Only 10 Tankers Transited Hormuz Strait Over the Past Week

by Ship & Bunker News Team
Tuesday March 24, 2026

Only around 10 tankers are estimated to have transited the Strait of Hormuz in the past week, according to Clarksons Research.

Those vessels carried about 12 million bbls, compared with a typical 250 tankers moving roughly 300 million bbls in a normal week, Steve Gordon, Global Head of Clarksons Research, said in an email update on Monday.

Gordon noted that around 75% of transits in the past week have been outbound, pointing to a market where vessels are primarily leaving the Gulf rather than entering it.

The imbalance suggests limited fresh cargo inflows and a continued drawdown of ships already positioned within the region.

Overall, transits across vessel types remain about 95% below pre-conflict levels, with activity reduced to just a handful of ships per day.

The disruption is also feeding into higher transport costs.

Clarksons estimates the cost of moving crude on a US Gulf-Asia route has risen to about $10/bbl, up from roughly $5/bbl at the start of the year, as longer routes and tighter vessel supply reshape trade flows.

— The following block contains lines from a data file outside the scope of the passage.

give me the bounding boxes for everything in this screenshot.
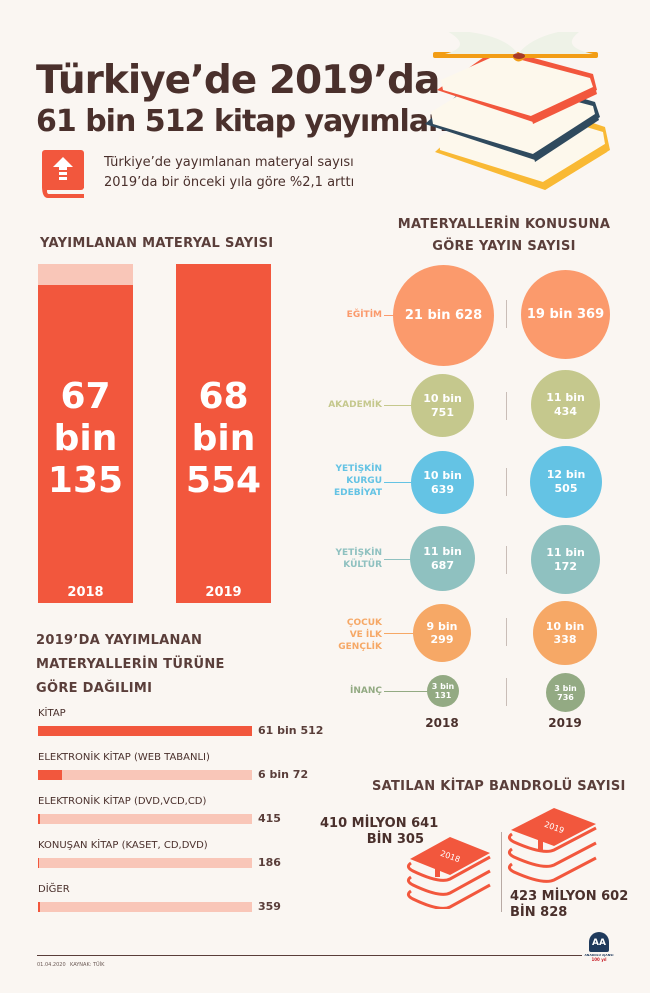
aa-logo-mark: AA xyxy=(589,932,609,952)
book-stack-2019-icon: 2019 xyxy=(506,808,601,884)
divider xyxy=(506,300,507,328)
subject-heading: MATERYALLERİN KONUSUNA GÖRE YAYIN SAYISI xyxy=(397,217,611,254)
bar-fill xyxy=(38,726,252,736)
subject-circle-kultur-2018: 11 bin 687 xyxy=(410,526,475,591)
material-count-heading: YAYIMLANAN MATERYAL SAYISI xyxy=(40,236,274,251)
type-value-diger: 359 xyxy=(258,900,281,913)
bandrol-heading: SATILAN KİTAP BANDROLÜ SAYISI xyxy=(372,779,626,794)
type-heading: 2019’DA YAYIMLANAN MATERYALLERİN TÜRÜNE … xyxy=(36,633,225,696)
subject-circle-cocuk-2019: 10 bin 338 xyxy=(533,601,597,665)
year-label-2018: 2018 xyxy=(425,716,459,730)
type-value-ekitap-web: 6 bin 72 xyxy=(258,768,309,781)
divider xyxy=(506,468,507,496)
type-value-konusan-kitap: 186 xyxy=(258,856,281,869)
bandrol-value-2019: 423 MİLYON 602 BİN 828 xyxy=(510,889,629,920)
footer-divider xyxy=(37,955,582,956)
type-bar-ekitap-dvd xyxy=(38,814,252,824)
subject-circle-akademik-2018: 10 bin 751 xyxy=(411,374,474,437)
arrow xyxy=(384,315,394,316)
type-bar-kitap xyxy=(38,726,252,736)
subject-circle-kultur-2019: 11 bin 172 xyxy=(531,525,600,594)
subject-circle-egitim-2018: 21 bin 628 xyxy=(393,265,494,366)
arrow xyxy=(384,405,412,406)
material-bar-2018: 67 bin 135 2018 xyxy=(38,264,133,603)
book-stack-2018-icon: 2018 xyxy=(405,837,495,910)
category-label-yetiskin-kurgu: YETİŞKİN KURGU EDEBİYAT xyxy=(333,464,382,498)
subject-circle-inanc-2019: 3 bin 736 xyxy=(546,673,585,712)
type-bar-konusan-kitap xyxy=(38,858,252,868)
book-arrow-up-icon xyxy=(42,150,86,198)
arrow xyxy=(384,691,428,692)
divider xyxy=(506,618,507,646)
category-label-egitim: EĞİTİM xyxy=(346,310,382,320)
page-title-line1: Türkiye’de 2019’da xyxy=(36,58,440,103)
bar-value: 67 bin 135 xyxy=(47,376,124,501)
divider xyxy=(501,832,502,912)
category-label-inanc: İNANÇ xyxy=(350,686,382,696)
year-label-2019: 2019 xyxy=(548,716,582,730)
subject-circle-cocuk-2018: 9 bin 299 xyxy=(413,604,471,662)
bar-value: 68 bin 554 xyxy=(185,376,262,501)
type-label-ekitap-web: ELEKTRONİK KİTAP (WEB TABANLI) xyxy=(38,752,210,763)
subtitle-line2: 2019’da bir önceki yıla göre %2,1 arttı xyxy=(104,175,355,190)
subject-circle-kurgu-2018: 10 bin 639 xyxy=(411,451,474,514)
type-label-diger: DİĞER xyxy=(38,884,70,895)
category-label-cocuk: ÇOCUK VE İLK GENÇLİK xyxy=(338,618,382,652)
divider xyxy=(506,392,507,420)
type-value-kitap: 61 bin 512 xyxy=(258,724,324,737)
bandrol-value-2018: 410 MİLYON 641 BİN 305 xyxy=(320,816,439,847)
type-value-ekitap-dvd: 415 xyxy=(258,812,281,825)
bar-year: 2018 xyxy=(67,585,104,600)
subject-circle-inanc-2018: 3 bin 131 xyxy=(427,675,459,707)
type-bar-ekitap-web xyxy=(38,770,252,780)
arrow xyxy=(384,559,412,560)
bar-fill xyxy=(38,902,40,912)
arrow xyxy=(384,482,412,483)
bar-gap-indicator xyxy=(38,264,133,285)
book-stack-illustration xyxy=(425,28,610,192)
aa-anniversary: 100 yıl xyxy=(591,957,607,962)
bar-fill xyxy=(38,814,40,824)
subject-circle-egitim-2019: 19 bin 369 xyxy=(521,270,610,359)
divider xyxy=(506,546,507,574)
bar-fill xyxy=(38,858,39,868)
subtitle: Türkiye’de yayımlanan materyal sayısı 20… xyxy=(104,153,384,193)
subject-circle-kurgu-2019: 12 bin 505 xyxy=(530,446,602,518)
subtitle-line1: Türkiye’de yayımlanan materyal sayısı xyxy=(104,155,354,170)
bar-fill xyxy=(38,770,62,780)
footer-date: 01.04.2020 xyxy=(37,962,66,968)
subject-circle-akademik-2019: 11 bin 434 xyxy=(531,370,600,439)
aa-logo-text: ANADOLU AJANSI xyxy=(584,953,614,957)
bar-year: 2019 xyxy=(205,585,242,600)
anadolu-ajansi-logo: AA ANADOLU AJANSI 100 yıl xyxy=(582,932,616,968)
type-label-konusan-kitap: KONUŞAN KİTAP (KASET, CD,DVD) xyxy=(38,840,208,851)
type-label-ekitap-dvd: ELEKTRONİK KİTAP (DVD,VCD,CD) xyxy=(38,796,207,807)
page-title-line2: 61 bin 512 kitap yayımlandı xyxy=(36,104,479,139)
category-label-akademik: AKADEMİK xyxy=(328,400,382,410)
type-label-kitap: KİTAP xyxy=(38,708,66,719)
category-label-yetiskin-kultur: YETİŞKİN KÜLTÜR xyxy=(335,548,383,570)
material-bar-2019: 68 bin 554 2019 xyxy=(176,264,271,603)
type-bar-diger xyxy=(38,902,252,912)
footer-source: KAYNAK: TÜİK xyxy=(70,962,105,968)
arrow xyxy=(384,633,414,634)
divider xyxy=(506,678,507,706)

Gas shipping is similarly constrained, with only a ‘trickle’ of very large LPG carriers continuing to pass through the strait, running at around 80% below normal levels.

At the same time, bunker prices have surged to a multi-month high at key ports.

This has led operators to adjust vessel speed for efficiency.

Clarkson's data suggests average container vessel speeds have eased by about 2% in March as operators adjust to higher fuel costs.